Bdot42 / mfakto

Mersenne number trial factoring using OpenCL, primarily for GIMPS: Great Internet Mersenne Prime Search
http://mersennewiki.org/index.php/Mfakto
GNU General Public License v3.0
33 stars 15 forks source link

Add support for Radeon Pro 560X #43

Open proski opened 3 months ago

proski commented 3 months ago

Originally posted at https://www.mersenneforum.org/node/11037?p=1052608#post1052608

Moving here for a more focused discussion.

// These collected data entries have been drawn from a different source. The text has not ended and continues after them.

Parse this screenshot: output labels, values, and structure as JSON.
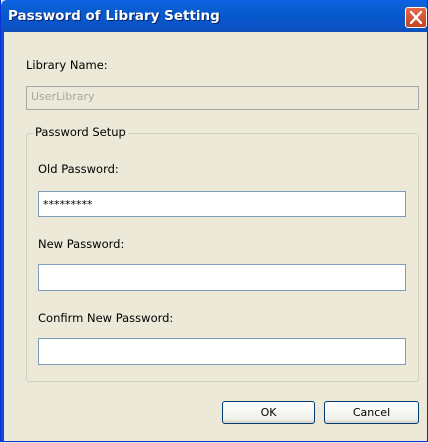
{
  "window": {
    "title": "Password of Library Setting"
  },
  "library": {
    "label": "Library Name:",
    "value": "UserLibrary"
  },
  "password_setup": {
    "group_title": "Password Setup",
    "old_label": "Old Password:",
    "old_value": "*********",
    "new_label": "New Password:",
    "new_value": "",
    "confirm_label": "Confirm New Password:",
    "confirm_value": ""
  },
  "buttons": {
    "ok": "OK",
    "cancel": "Cancel"
  },
  "colors": {
    "titlebar": "#0a58d0",
    "close_button": "#d4532f",
    "dialog_background": "#ece9d8"
  },
  "icons": {
    "close": "close-icon"
  }
}
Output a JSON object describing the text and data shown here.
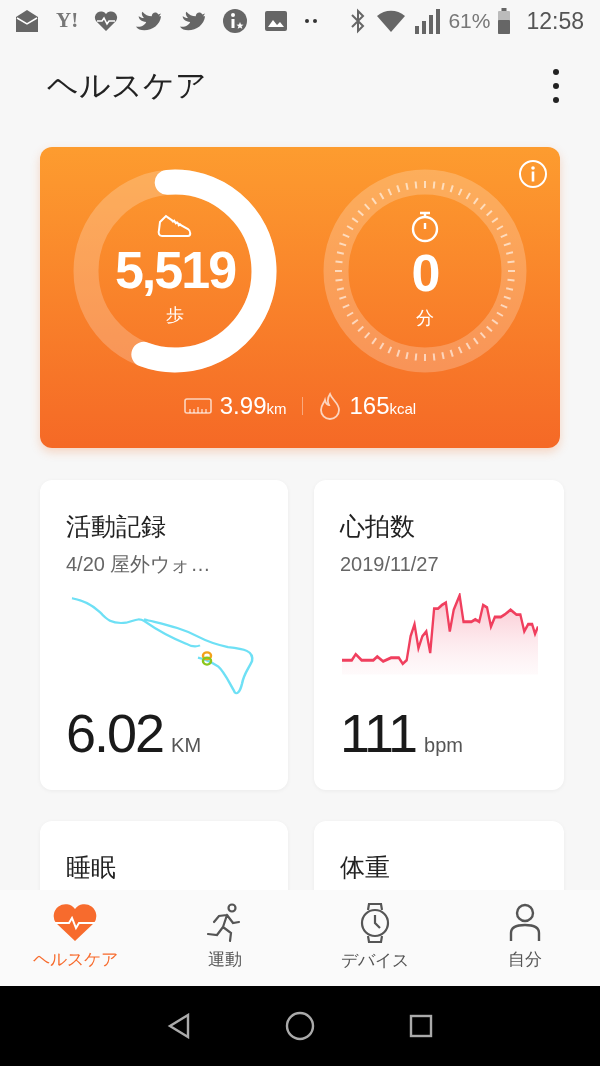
{
  "status_bar": {
    "logo_text": "Y!",
    "battery": "61%",
    "time": "12:58"
  },
  "header": {
    "title": "ヘルスケア"
  },
  "summary": {
    "steps": "5,519",
    "steps_unit": "歩",
    "steps_progress": {
      "level": 0.57
    },
    "minutes": "0",
    "minutes_unit": "分",
    "distance": "3.99",
    "distance_unit": "km",
    "calories": "165",
    "calories_unit": "kcal"
  },
  "cards": [
    {
      "kind": "route",
      "title": "活動記録",
      "subtitle": "4/20 屋外ウォ…",
      "value": "6.02",
      "unit": "KM"
    },
    {
      "kind": "heart",
      "title": "心拍数",
      "subtitle": "2019/11/27",
      "value": "111",
      "unit": "bpm"
    },
    {
      "kind": "plain",
      "title": "睡眠"
    },
    {
      "kind": "plain",
      "title": "体重"
    }
  ],
  "tabs": [
    {
      "kind": "health",
      "label": "ヘルスケア",
      "selected": true
    },
    {
      "kind": "exercise",
      "label": "運動",
      "selected": false
    },
    {
      "kind": "device",
      "label": "デバイス",
      "selected": false
    },
    {
      "kind": "me",
      "label": "自分",
      "selected": false
    }
  ]
}
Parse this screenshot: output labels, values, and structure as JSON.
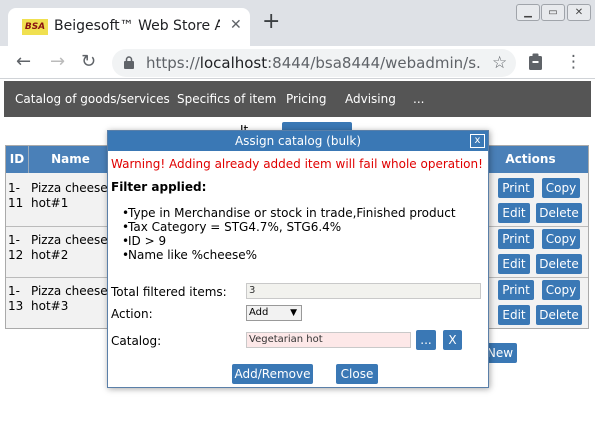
{
  "browser": {
    "tab_title": "Beigesoft™ Web Store Adm",
    "favicon_text": "BSA",
    "url_scheme": "https://",
    "url_host": "localhost",
    "url_rest": ":8444/bsa8444/webadmin/s...",
    "icons": [
      "close-icon",
      "plus-icon",
      "back-arrow-icon",
      "forward-arrow-icon",
      "reload-icon",
      "lock-icon",
      "star-icon",
      "extension-icon",
      "more-menu-icon",
      "minimize-icon",
      "maximize-icon",
      "window-close-icon"
    ]
  },
  "nav": {
    "items": [
      "Catalog of goods/services",
      "Specifics of item",
      "Pricing",
      "Advising",
      "..."
    ]
  },
  "page": {
    "filter_label_partial": "It",
    "new_button": "New"
  },
  "grid": {
    "headers": {
      "id": "ID",
      "name": "Name",
      "actions": "Actions"
    },
    "rows": [
      {
        "id": "1-11",
        "name": "Pizza cheese hot#1"
      },
      {
        "id": "1-12",
        "name": "Pizza cheese hot#2"
      },
      {
        "id": "1-13",
        "name": "Pizza cheese hot#3"
      }
    ],
    "actions": {
      "print": "Print",
      "copy": "Copy",
      "edit": "Edit",
      "delete": "Delete"
    }
  },
  "dialog": {
    "title": "Assign catalog (bulk)",
    "close": "x",
    "warning": "Warning! Adding already added item will fail whole operation!",
    "filter_applied": "Filter applied:",
    "criteria": [
      "Type in Merchandise or stock in trade,Finished product",
      "Tax Category = STG4.7%, STG6.4%",
      "ID > 9",
      "Name like %cheese%"
    ],
    "total_label": "Total filtered items:",
    "total_value": "3",
    "action_label": "Action:",
    "action_value": "Add",
    "catalog_label": "Catalog:",
    "catalog_value": "Vegetarian hot",
    "pick_button": "...",
    "clear_button": "X",
    "submit_button": "Add/Remove",
    "close_button": "Close"
  },
  "colors": {
    "accent": "#3a78b5",
    "nav_bg": "#555555",
    "warning": "#e00000",
    "catalog_field_bg": "#fde8e8"
  }
}
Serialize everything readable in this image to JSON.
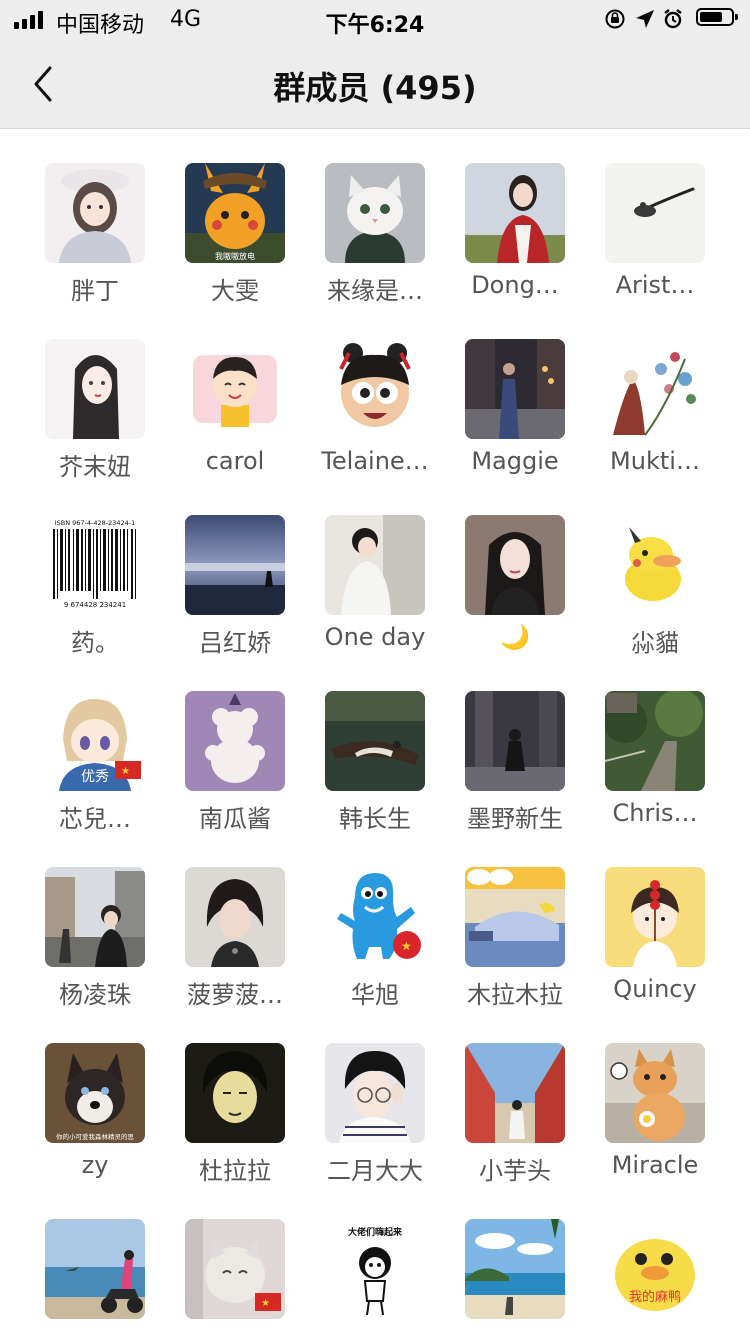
{
  "status": {
    "carrier": "中国移动",
    "network": "4G",
    "time": "下午6:24"
  },
  "nav": {
    "title": "群成员 (495)"
  },
  "members": [
    {
      "name": "胖丁",
      "avatar": "girl-hoodie"
    },
    {
      "name": "大雯",
      "avatar": "pikachu-detective"
    },
    {
      "name": "来缘是…",
      "avatar": "white-cat"
    },
    {
      "name": "Dong…",
      "avatar": "girl-red-scarf"
    },
    {
      "name": "Arist…",
      "avatar": "spoon"
    },
    {
      "name": "芥末妞",
      "avatar": "sketch-girl"
    },
    {
      "name": "carol",
      "avatar": "cartoon-boy"
    },
    {
      "name": "Telaine…",
      "avatar": "nezha"
    },
    {
      "name": "Maggie",
      "avatar": "street-photo"
    },
    {
      "name": "Mukti…",
      "avatar": "flower-art"
    },
    {
      "name": "药。",
      "avatar": "barcode"
    },
    {
      "name": "吕红娇",
      "avatar": "beach-dusk"
    },
    {
      "name": "One day",
      "avatar": "girl-white"
    },
    {
      "name": "🌙",
      "avatar": "girl-dark-hair"
    },
    {
      "name": "尛貓",
      "avatar": "psyduck-pikachu"
    },
    {
      "name": "芯兒…",
      "avatar": "anime-boy"
    },
    {
      "name": "南瓜酱",
      "avatar": "bear-purple"
    },
    {
      "name": "韩长生",
      "avatar": "boat-lake"
    },
    {
      "name": "墨野新生",
      "avatar": "dark-alley"
    },
    {
      "name": "Chris…",
      "avatar": "forest-stairs"
    },
    {
      "name": "杨凌珠",
      "avatar": "city-street"
    },
    {
      "name": "菠萝菠…",
      "avatar": "short-hair-girl"
    },
    {
      "name": "华旭",
      "avatar": "haibao"
    },
    {
      "name": "木拉木拉",
      "avatar": "cartoon-sleep"
    },
    {
      "name": "Quincy",
      "avatar": "boy-candy"
    },
    {
      "name": "zy",
      "avatar": "husky"
    },
    {
      "name": "杜拉拉",
      "avatar": "boy-sketch"
    },
    {
      "name": "二月大大",
      "avatar": "boy-glasses"
    },
    {
      "name": "小芋头",
      "avatar": "red-wall"
    },
    {
      "name": "Miracle",
      "avatar": "orange-cat"
    },
    {
      "name": "",
      "avatar": "motorbike-beach"
    },
    {
      "name": "",
      "avatar": "cat-flag"
    },
    {
      "name": "",
      "avatar": "meme-boss"
    },
    {
      "name": "",
      "avatar": "tropical-beach"
    },
    {
      "name": "",
      "avatar": "duck-meme"
    }
  ],
  "avatar_texts": {
    "pikachu_caption": "我嗷嗷放电",
    "isbn": "ISBN 967-4-428-23424-1",
    "barcode_digits": "9  674428  234241",
    "anime_text": "优秀",
    "husky_caption": "你的小可爱我森林精灵的思",
    "meme_text": "大佬们嗨起来",
    "duck_text": "我的麻鸭"
  },
  "colors": {
    "nav_bg": "#ededed",
    "name_text": "#555555",
    "title_text": "#111111"
  }
}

I was able to test the latest mfakto on an iMac (21.5 inch, 2019) with "Radeon Pro 560X 4 GB", the latest MacOS Sonoma. From mfakto output:

OpenCL device info
name AMD Radeon Pro 560X Compute Engine (AMD)
device (driver) version OpenCL 1.2 (1.2 (Jul 29 2024 21:13:29))
maximum threads per block 256
maximum threads per grid 16777216
number of multiprocessors 16 (1024 compute elements)
clock rate 1004 MHz

Note that the name is different from typical names seen in set_gpu_type() in src/mfakto.cpp - no code name, no gfx.

The following testing was done after applying #39 that might fix errors with double precision.

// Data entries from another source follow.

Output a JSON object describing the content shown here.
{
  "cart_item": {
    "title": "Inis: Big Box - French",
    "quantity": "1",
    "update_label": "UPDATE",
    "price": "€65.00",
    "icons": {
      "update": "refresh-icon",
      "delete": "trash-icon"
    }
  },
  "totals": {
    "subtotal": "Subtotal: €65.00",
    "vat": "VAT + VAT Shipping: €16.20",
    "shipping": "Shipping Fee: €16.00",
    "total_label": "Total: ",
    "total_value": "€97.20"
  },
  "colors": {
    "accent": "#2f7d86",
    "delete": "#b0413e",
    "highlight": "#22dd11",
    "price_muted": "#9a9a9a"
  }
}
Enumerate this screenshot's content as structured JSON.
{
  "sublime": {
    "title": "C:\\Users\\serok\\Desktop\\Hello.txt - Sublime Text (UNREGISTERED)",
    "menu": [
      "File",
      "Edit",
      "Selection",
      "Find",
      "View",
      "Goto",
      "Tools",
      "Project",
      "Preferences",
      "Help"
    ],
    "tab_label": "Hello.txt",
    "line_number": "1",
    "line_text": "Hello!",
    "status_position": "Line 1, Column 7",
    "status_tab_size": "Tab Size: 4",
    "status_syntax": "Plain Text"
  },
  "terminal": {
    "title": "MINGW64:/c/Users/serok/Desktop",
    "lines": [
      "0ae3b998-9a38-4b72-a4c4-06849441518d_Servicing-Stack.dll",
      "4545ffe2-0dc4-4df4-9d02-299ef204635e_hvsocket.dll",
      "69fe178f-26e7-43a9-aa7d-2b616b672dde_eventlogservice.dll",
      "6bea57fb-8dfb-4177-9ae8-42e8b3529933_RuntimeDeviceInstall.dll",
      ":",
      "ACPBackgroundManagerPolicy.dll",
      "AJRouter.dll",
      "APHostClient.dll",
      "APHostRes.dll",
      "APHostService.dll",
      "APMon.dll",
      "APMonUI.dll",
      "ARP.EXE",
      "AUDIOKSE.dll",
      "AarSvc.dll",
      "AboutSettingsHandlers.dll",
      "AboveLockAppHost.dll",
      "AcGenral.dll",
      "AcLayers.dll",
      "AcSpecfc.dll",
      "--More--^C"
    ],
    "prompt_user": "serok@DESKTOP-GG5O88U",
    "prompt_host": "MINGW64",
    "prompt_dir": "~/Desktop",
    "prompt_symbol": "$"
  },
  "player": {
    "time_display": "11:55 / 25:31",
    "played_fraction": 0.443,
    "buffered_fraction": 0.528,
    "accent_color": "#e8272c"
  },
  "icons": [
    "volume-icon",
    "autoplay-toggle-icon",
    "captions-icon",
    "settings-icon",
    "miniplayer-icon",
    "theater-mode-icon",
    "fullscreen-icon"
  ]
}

Following GPUType values pass the short self-test: VLIW5, GCN3, GCNF, APU, CPU, NVIDIA and INTEL. All others (VLIW4, GCN, GCN2, GCN4, GCN5, RDNA) fail with

ERROR: self-test failed for M51916901 (cl_barrett15_74_gs)
no factor found​

Commenting out BARRETT74_MUL15 in the corresponding section in src/mfaktc.c fixes the failure. It appears that BARRETT74_MUL15 is not working on that GPU.

Setting SieveOnGPU=0 makes no difference except that the kernel name is cl_barrett15_74 without _gs. SmallExp=1 makes no difference either.

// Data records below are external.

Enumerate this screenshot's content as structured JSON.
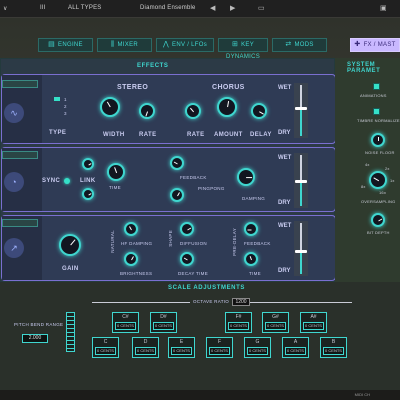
{
  "topbar": {
    "version": "III",
    "category": "ALL TYPES",
    "preset": "Diamond Ensemble"
  },
  "tabs": [
    {
      "label": "ENGINE",
      "icon": "engine-icon"
    },
    {
      "label": "MIXER",
      "icon": "mixer-icon"
    },
    {
      "label": "ENV / LFOs",
      "icon": "env-icon"
    },
    {
      "label": "KEY DYNAMICS",
      "icon": "keys-icon"
    },
    {
      "label": "MODS",
      "icon": "mods-icon"
    },
    {
      "label": "FX / MAST",
      "icon": "fx-icon",
      "active": true
    }
  ],
  "effects": {
    "title": "EFFECTS",
    "rows": [
      {
        "dropdown": "",
        "labels": {
          "type": "TYPE",
          "stereo": "STEREO",
          "width": "WIDTH",
          "rate": "RATE",
          "chorus": "CHORUS",
          "crate": "RATE",
          "amount": "AMOUNT",
          "delay": "DELAY"
        },
        "type_options": [
          "1",
          "2",
          "3"
        ],
        "wet": "WET",
        "dry": "DRY"
      },
      {
        "dropdown": "",
        "labels": {
          "sync": "SYNC",
          "link": "LINK",
          "time": "TIME",
          "feedback": "FEEDBACK",
          "pingpong": "PINGPONG",
          "damping": "DAMPING"
        },
        "wet": "WET",
        "dry": "DRY"
      },
      {
        "dropdown": "",
        "labels": {
          "gain": "GAIN",
          "natural": "NATURAL",
          "hf_damping": "HF DAMPING",
          "brightness": "BRIGHTNESS",
          "shape": "SHAPE",
          "diffusion": "DIFFUSION",
          "decay_time": "DECAY TIME",
          "predelay": "PRE-DELAY",
          "feedback": "FEEDBACK",
          "time": "TIME"
        },
        "wet": "WET",
        "dry": "DRY"
      }
    ]
  },
  "system": {
    "title": "SYSTEM PARAMET",
    "items": [
      "ANIMATIONS",
      "TIMBRE NORMALIZE",
      "NOISE FLOOR",
      "OVERSAMPLING",
      "BIT DEPTH"
    ],
    "oversampling_values": [
      "4x",
      "2x",
      "1x",
      "8x",
      "16x"
    ]
  },
  "scale": {
    "title": "SCALE ADJUSTMENTS",
    "octave_ratio_label": "OCTAVE RATIO",
    "octave_ratio": "1200",
    "pitch_bend_label": "PITCH BEND RANGE",
    "pitch_bend": "2.000",
    "sharps": [
      {
        "note": "C#",
        "cents": "0 CENTS"
      },
      {
        "note": "D#",
        "cents": "0 CENTS"
      },
      {
        "note": "F#",
        "cents": "0 CENTS"
      },
      {
        "note": "G#",
        "cents": "0 CENTS"
      },
      {
        "note": "A#",
        "cents": "0 CENTS"
      }
    ],
    "naturals": [
      {
        "note": "C",
        "cents": "0 CENTS"
      },
      {
        "note": "D",
        "cents": "0 CENTS"
      },
      {
        "note": "E",
        "cents": "0 CENTS"
      },
      {
        "note": "F",
        "cents": "0 CENTS"
      },
      {
        "note": "G",
        "cents": "0 CENTS"
      },
      {
        "note": "A",
        "cents": "0 CENTS"
      },
      {
        "note": "B",
        "cents": "0 CENTS"
      }
    ]
  },
  "bottombar": {
    "cpu": "MIDI CH"
  }
}
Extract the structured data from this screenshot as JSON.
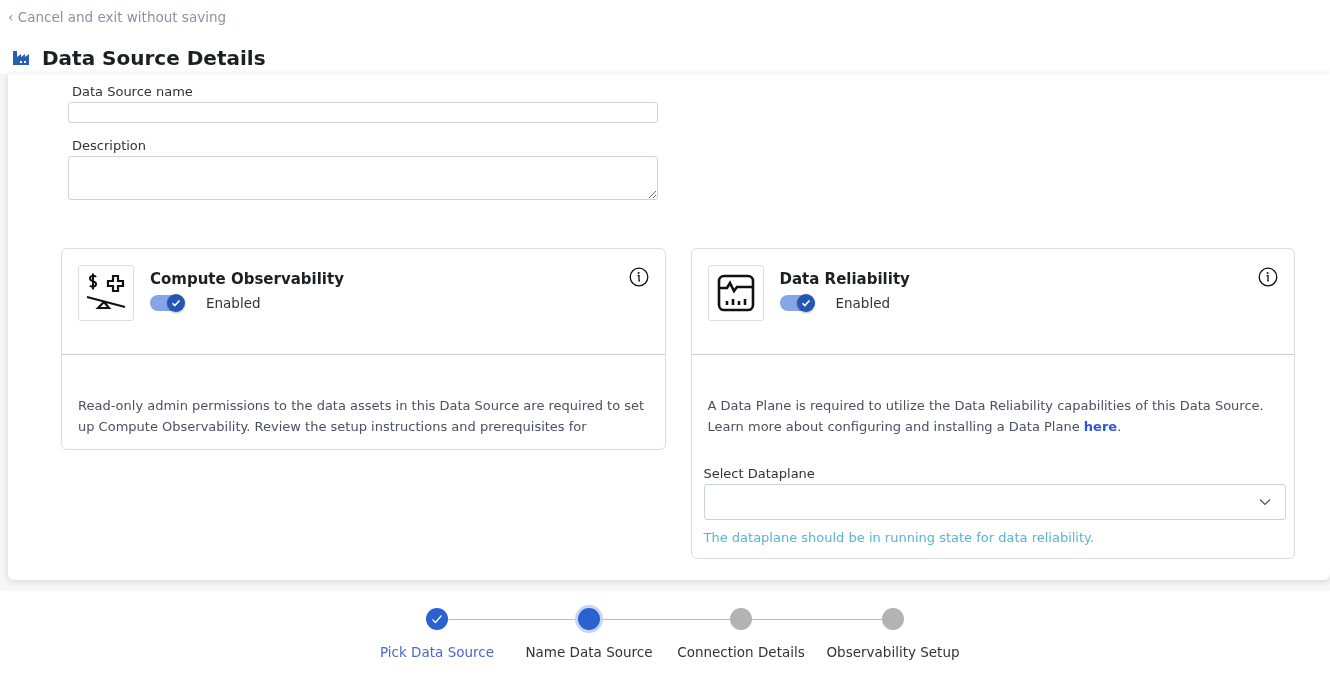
{
  "back_link": {
    "icon": "‹",
    "label": "Cancel and exit without saving"
  },
  "page_title": "Data Source Details",
  "form": {
    "fields": [
      {
        "label": "Data Source name",
        "kind": "text"
      },
      {
        "label": "Description",
        "kind": "textarea"
      }
    ]
  },
  "cards": [
    {
      "kind": "compute",
      "title": "Compute Observability",
      "toggle": {
        "on": true,
        "label": "Enabled"
      },
      "description": "Read-only admin permissions to the data assets in this Data Source are required to set up Compute Observability. Review the setup instructions and prerequisites for"
    },
    {
      "kind": "reliability",
      "title": "Data Reliability",
      "toggle": {
        "on": true,
        "label": "Enabled"
      },
      "description": "A Data Plane is required to utilize the Data Reliability capabilities of this Data Source. Learn more about configuring and installing a Data Plane ",
      "link": "here",
      "description_end": ".",
      "select": {
        "label": "Select Dataplane",
        "hint": "The dataplane should be in running state for data reliability."
      }
    }
  ],
  "steps": [
    {
      "label": "Pick Data Source",
      "kind": "done"
    },
    {
      "label": "Name Data Source",
      "kind": "current"
    },
    {
      "label": "Connection Details",
      "kind": "pending"
    },
    {
      "label": "Observability Setup",
      "kind": "pending"
    }
  ]
}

Double precision is supported, but slow. With GPUType=GCNF factoring M149691821 from 2^76 to 2^77 gives 193.22 GHz-d/day. The same configuration with -DSLOW_DP added in OCLCompileOptions gives 201.94 GHz-d/day.

./mfakto -st passed successfully for GPUType=GCNF with and without -DSLOW_DP.

I'll post the results of ./mfakto -st2 when I have a chance to run them.

Should this GPU be added to an existing GPU type (like GCNF) or be a separate type? How much do we care about the BARRETT74_MUL15 failure? Should it be specifically excluded for that GPU?

proski commented 3 months ago

Results of ./mfakto -st2:

Self-test statistics
  number of tests           335250
  successful tests          303138
  no factor found           32112

self-test FAILED!

ERROR: self-test failed, exiting.

I see some failures from BARRETT74_MUL15, which is expected. Unfortunately, there is no per-kernel summary. I'll need to re-run the test and capture its output to make sure no other kernels fail.

proski commented 3 months ago

Confirmed that all errors are from cl_barrett15_74_gs. It's interesting that the number of "no factor found" errors is 32100 now, 12 less than the previous time. There were 78 successes from cl_barrett15_74_gs.